Specifically, the court considered two issues:
- Whether the Federal Reserve Bank of New York possessed the legal authority to acquire a borrower’s equity when making a loan under Section 13(3) of the Federal Reserve Act, 12 U.S.C. § 343 (2006); and
- Whether there could legally be a taking without just compensation of AIG’s equity under the Fifth Amendment where AIG’s Board of Directors voted on September 16, 2008 to accept the Government’s proposed terms.
If Starr won on either question, the court would need to determine damages to the shareholders.
The 37-day trial contained a number of high profile witnesses including former Treasury Secretary Henry Paulson and former Treasury Secretary and New York Federal Reserve Bank President Timothy Geithner.
In its analysis, the court made some key findings. As to question 1, the court held for Starr. The court’s rationale is very blunt about the government’s actions in this matter.
The weight of the evidence demonstrates that the Government treated AIG much more harshly than other institutions in need of financial assistance. In September 2008, AIG’s international insurance subsidiaries were thriving and profitable, but its Financial Products Division experienced a severe liquidity shortage due to the collapse of the housing market. Other major institutions . . . encountered similar liquidity shortages. Thus, while the Government publicly singled out AIG as the poster child for causing the September 2008 economic crisis, the evidence supports a conclusion that AIG actually was less responsible for the crisis than other major institutions.

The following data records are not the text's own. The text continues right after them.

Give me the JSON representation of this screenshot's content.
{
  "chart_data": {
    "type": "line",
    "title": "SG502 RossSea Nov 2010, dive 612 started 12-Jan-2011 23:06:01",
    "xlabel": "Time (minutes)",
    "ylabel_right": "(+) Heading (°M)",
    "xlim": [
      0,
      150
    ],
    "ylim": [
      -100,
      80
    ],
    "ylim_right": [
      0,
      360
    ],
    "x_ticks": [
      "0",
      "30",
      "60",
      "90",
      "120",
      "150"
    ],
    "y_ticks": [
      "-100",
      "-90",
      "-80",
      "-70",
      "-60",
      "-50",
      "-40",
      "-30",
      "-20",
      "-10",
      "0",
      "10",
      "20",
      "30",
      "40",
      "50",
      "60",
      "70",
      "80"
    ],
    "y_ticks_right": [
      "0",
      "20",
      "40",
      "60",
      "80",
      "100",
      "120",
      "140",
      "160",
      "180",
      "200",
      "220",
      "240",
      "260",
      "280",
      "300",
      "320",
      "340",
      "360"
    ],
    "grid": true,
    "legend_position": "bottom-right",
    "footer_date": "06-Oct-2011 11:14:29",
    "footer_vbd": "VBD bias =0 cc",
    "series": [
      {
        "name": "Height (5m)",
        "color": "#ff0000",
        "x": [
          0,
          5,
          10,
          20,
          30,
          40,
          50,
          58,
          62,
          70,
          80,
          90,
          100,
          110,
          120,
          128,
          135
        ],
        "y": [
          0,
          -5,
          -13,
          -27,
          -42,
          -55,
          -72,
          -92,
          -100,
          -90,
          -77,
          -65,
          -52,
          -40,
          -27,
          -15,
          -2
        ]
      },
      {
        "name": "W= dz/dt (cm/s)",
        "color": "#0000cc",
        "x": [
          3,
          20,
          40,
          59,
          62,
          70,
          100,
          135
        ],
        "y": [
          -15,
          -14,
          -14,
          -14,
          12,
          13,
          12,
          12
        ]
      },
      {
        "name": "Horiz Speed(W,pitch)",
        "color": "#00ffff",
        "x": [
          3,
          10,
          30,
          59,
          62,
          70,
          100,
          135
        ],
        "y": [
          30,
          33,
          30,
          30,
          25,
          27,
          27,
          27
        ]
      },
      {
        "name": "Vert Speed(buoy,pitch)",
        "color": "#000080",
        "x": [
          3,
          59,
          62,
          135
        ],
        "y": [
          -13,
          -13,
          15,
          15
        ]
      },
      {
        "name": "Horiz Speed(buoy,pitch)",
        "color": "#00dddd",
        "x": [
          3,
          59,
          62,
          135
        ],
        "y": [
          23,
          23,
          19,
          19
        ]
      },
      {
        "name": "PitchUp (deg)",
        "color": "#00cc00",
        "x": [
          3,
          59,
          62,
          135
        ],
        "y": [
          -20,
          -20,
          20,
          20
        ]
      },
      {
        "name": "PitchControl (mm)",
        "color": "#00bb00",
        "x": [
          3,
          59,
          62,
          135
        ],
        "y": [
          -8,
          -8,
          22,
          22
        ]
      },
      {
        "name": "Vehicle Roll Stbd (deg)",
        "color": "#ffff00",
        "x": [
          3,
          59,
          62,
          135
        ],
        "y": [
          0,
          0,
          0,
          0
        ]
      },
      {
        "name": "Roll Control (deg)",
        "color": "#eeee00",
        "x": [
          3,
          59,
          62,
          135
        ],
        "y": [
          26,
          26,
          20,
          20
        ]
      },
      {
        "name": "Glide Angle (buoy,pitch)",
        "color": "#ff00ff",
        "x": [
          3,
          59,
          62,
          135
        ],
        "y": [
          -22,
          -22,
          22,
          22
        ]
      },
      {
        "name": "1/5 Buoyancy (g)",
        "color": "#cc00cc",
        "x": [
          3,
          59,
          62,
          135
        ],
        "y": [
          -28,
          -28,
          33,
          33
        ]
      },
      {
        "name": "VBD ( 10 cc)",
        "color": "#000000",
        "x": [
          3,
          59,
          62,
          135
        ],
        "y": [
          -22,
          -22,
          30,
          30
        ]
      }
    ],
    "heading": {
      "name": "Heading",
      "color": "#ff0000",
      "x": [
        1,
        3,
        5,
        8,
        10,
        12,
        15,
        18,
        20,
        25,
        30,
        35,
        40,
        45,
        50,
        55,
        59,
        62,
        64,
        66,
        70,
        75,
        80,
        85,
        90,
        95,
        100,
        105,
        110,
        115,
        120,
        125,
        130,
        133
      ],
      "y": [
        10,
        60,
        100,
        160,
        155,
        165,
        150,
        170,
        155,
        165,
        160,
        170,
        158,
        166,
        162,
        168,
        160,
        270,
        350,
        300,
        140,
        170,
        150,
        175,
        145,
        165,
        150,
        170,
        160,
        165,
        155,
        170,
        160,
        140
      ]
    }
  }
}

Many entities engaged in these [credit default swap] transactions, not just AIG. The Government’s justification for taking control of AIG’s ownership and running its business operations appears to have been entirely misplaced. The Government did not demand shareholder equity, high interest rates, or voting control of any entity except AIG. Indeed, with the exception of AIG, the Government has never demanded equity ownership from a borrower in the 75-year history of Section 13(3) of the Federal Reserve Act.
Furthermore, the court noted that the Government realized a “significant benefit in nationalizing AIG.” The takeover resulted in a “profit of $22.7 billion to the U.S. Treasury.” “AIG’s benefit was to avoid bankruptcy, and to ‘live to fight another day.’” Finally, the court noted that there is nothing in Federal law that would permit the Federal Reserve Bank to take over a private corporation and run it as if the Government was the owner. Based on that rationale, the court found in favor of Starr in the illegal extraction claim. However, under that theory, the court also held that because the government’s activities were illegal, there can be no Fifth Amendment claim.
As to damages, the court noted that Federal Circuit precedent required Starr to show economic loss. The court then stated that “[t]he analysis here leads to the conclusion that, if the Government had done nothing to rescue AIG, the company would have gone bankrupt, and the shareholders’ equity interest would have been worthless.” As such, the court awarded no damages.
The holding on liability presents some interesting questions about possible tools that the U.S. Government can employ in the event of another financial crisis. Starr has appealed the damages ruling to the United States Court of Appeals for the Federal Circuit.